Sindicato diz que greve da Portugália tem grande impacto e “não vai parar”

O sindicato de pilotos da Portugália disse hoje à Lusa que a greve parcial está a ter grande impacto nos voos e que a paralisação "não vai parar", enquanto a TAP reiterou que a operação decorre com normalidade.

©facebook.com/tapairportugal

Fonte oficial do Sindicato Independente de Pilotos de Linhas Aéreas (SIPLA) disse à Lusa que a greve parcial que arrancou dia 12 está a ter “efeito bola de neve” a cada dia que passa e que, apesar de a TAP “a desvalorizar”, são muitos os voos atrasados.

Segundo a mesma fonte, do total de 27 voos Portugália entre as 03:00 e as 09:00 (o período da greve) estão “a ser feitos dois ou três” e os restantes são atrasados para a tarde.

Disse também que a TAP está a fazer alguns voos Portugália em “equipamento TAP e que, devido a isso, “há voos feitos em equipamento TAP que estão a deixar de ser feitos”. Acrescentou que, na sexta-feira, “foram cancelados voos em equipamento TAP”.

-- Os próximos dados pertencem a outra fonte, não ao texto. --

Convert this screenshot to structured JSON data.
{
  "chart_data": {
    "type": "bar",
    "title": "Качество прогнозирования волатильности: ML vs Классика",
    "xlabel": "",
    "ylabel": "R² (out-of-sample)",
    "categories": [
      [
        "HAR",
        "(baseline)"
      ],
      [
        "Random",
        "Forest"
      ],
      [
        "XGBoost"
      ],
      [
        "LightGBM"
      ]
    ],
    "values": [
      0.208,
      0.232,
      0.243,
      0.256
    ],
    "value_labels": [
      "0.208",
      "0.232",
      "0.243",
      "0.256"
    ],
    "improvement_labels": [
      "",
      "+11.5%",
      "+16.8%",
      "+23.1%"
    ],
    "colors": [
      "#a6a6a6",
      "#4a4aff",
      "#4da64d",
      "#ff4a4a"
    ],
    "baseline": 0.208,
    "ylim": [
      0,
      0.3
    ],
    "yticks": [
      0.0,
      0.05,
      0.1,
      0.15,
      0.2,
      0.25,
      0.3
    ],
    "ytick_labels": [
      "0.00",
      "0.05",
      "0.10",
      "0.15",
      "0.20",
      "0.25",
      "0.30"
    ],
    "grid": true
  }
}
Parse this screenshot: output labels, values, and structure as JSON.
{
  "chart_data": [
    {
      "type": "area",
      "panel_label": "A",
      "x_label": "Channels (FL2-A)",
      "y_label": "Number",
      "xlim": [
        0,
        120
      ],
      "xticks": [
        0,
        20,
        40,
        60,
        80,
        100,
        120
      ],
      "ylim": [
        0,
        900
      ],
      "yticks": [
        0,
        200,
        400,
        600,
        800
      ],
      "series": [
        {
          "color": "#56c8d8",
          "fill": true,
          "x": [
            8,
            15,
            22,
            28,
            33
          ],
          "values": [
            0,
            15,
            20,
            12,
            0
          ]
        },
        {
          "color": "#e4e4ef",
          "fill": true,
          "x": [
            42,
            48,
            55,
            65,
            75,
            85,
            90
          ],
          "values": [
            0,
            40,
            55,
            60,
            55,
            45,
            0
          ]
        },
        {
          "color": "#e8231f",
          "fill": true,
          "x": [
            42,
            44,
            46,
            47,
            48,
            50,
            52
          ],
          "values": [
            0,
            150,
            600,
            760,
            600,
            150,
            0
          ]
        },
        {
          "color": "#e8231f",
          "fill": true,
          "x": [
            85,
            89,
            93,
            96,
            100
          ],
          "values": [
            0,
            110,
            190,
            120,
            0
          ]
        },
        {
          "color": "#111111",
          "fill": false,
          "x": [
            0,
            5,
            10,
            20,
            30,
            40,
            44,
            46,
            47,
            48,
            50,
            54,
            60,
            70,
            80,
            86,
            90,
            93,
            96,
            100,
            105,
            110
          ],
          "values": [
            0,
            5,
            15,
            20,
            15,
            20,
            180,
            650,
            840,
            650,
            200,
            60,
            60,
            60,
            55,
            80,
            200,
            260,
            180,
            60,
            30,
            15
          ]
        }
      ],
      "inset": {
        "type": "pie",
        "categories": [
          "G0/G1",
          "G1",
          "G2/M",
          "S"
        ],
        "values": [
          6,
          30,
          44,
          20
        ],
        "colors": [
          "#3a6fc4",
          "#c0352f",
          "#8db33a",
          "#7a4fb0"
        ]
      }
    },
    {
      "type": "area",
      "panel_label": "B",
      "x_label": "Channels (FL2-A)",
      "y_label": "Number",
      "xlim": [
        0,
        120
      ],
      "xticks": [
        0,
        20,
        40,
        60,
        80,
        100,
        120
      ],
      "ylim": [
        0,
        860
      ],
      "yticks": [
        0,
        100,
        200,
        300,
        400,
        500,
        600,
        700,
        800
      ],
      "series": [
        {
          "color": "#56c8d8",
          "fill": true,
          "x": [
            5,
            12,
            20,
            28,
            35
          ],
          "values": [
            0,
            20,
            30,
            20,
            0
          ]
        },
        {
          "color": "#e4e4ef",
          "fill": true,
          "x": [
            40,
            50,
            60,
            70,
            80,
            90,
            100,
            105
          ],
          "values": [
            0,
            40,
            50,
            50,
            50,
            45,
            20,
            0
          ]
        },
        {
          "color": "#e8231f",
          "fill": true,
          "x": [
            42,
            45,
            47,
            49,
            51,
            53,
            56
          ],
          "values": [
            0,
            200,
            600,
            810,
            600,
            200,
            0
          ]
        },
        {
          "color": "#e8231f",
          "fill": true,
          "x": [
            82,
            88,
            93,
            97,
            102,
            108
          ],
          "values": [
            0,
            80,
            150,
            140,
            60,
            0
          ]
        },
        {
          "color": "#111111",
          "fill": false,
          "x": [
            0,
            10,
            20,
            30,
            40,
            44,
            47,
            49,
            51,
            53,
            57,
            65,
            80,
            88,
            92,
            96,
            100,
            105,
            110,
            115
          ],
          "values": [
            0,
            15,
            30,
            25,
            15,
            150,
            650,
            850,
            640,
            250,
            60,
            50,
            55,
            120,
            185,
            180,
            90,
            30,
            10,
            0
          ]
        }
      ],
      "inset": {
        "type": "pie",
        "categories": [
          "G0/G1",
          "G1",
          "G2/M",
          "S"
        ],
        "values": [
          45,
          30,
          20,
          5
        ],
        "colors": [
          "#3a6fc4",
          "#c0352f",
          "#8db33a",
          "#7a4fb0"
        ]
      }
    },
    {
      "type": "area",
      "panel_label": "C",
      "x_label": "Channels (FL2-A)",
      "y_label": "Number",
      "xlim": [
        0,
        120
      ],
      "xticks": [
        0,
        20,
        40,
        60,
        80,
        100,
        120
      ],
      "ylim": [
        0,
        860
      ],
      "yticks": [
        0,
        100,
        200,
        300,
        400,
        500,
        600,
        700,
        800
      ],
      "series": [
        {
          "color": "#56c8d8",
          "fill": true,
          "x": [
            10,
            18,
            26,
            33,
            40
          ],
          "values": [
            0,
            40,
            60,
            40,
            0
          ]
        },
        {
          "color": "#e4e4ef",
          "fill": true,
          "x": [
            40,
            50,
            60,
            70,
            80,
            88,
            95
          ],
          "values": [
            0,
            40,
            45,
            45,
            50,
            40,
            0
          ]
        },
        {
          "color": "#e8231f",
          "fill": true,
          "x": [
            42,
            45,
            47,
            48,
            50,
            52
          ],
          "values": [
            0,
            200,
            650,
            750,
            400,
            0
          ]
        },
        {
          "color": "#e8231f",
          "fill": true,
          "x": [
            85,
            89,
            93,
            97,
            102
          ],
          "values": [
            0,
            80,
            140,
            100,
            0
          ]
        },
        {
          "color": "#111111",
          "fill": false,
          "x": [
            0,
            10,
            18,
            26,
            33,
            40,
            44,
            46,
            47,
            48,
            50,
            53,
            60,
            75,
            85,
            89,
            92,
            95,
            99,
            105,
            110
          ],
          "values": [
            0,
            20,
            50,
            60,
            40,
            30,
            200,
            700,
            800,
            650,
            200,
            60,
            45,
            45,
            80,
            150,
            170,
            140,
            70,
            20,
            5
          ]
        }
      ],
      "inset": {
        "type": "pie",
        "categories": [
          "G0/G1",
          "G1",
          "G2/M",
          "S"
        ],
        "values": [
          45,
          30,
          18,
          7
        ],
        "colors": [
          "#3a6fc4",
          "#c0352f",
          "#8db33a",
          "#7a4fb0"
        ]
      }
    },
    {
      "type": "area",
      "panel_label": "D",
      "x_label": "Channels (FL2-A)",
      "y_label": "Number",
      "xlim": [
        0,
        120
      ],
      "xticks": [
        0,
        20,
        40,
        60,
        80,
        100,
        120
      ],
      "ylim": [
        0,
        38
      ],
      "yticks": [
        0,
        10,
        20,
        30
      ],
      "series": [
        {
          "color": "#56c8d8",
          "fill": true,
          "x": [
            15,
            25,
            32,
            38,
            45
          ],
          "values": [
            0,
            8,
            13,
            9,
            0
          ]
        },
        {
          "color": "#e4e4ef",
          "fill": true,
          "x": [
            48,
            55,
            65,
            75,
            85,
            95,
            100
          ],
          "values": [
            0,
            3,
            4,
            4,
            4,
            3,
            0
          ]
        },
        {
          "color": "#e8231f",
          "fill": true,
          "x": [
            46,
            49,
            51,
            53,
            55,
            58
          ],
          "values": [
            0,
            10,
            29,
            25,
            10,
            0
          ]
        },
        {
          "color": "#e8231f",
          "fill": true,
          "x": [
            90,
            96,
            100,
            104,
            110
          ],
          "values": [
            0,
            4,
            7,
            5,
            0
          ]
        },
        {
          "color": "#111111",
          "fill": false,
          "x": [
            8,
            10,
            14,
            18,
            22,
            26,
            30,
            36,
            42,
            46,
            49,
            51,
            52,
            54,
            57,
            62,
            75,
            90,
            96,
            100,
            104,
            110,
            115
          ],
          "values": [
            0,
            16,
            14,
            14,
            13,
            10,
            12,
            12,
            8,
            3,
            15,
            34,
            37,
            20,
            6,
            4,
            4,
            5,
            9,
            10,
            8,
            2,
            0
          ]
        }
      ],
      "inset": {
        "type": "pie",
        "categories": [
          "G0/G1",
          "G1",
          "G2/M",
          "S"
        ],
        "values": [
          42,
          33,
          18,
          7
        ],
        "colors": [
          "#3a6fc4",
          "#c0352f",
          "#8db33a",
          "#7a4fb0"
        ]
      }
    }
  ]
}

O SIPLA afirmou ainda à Lusa que a TAP os contactou por ‘e-mail’ na sexta-feira à noite, mas que apresentou praticamente a mesma proposta já feita anteriormente pelo que a greve é para manter.

“Cartas de conforto não chegam. Ou há compromisso sério e honesto por parte da TAP ou a greve não vai parar”, afirmou a mesma fonte.

Contactada pela Lusa, fonte oficial da TAP remeteu para a informação dada anteriormente, em que a companhia aérea lamenta a greve e diz que a “operação da TAP decorrerá com normalidade neste período”.

“Na impossibilidade de um consenso que permita evitar um protesto cuja razão de ser é de difícil compreensão, a TAP tomou já todas as medidas possíveis para mitigar o efeito desta greve junto dos passageiros”, adiantou.

O SIPLA avançou com um pré-aviso de greve a tempo parcial na Portugália de 12 a 27 de março, sendo que um dos motivos da insatisfação está relacionado com o Regulamento do Recurso à Contratação Externa (RRCE).

Criado em 1998, aquele regulamento tinha como objetivo funcionar como um travão à contratação de voos externos pela TAP, incluindo à Portugália, impondo limites que, caso sejam ultrapassados, revertem a favor dos pilotos da TAP através do pagamento de compensações indemnizatórias.

Este protocolo, usado por várias companhias aéreas europeias, originou custos de 60 milhões de euros no ano passado, como resultado do pagamento de seis salários-base extraordinários a cada piloto da TAP, como o Expresso tinha noticiado em maio de 2024.

Os pilotos da Portugália, que em 2023 realizou cerca de 25% do total de voos da TAP de acordo com o relatório da TAP SGPS, têm vindo a criticar as consequências deste protocolo e defendem que só reforça que a Portugália é “considerada uma empresa externa”.

Segundo fonte oficial do SIPLA, os pilotos da Portugália querem garantias que os salvaguardem no futuro dentro do grupo TAP, mas que o que a TAP dá “são cartas de conforto, não são garantias”.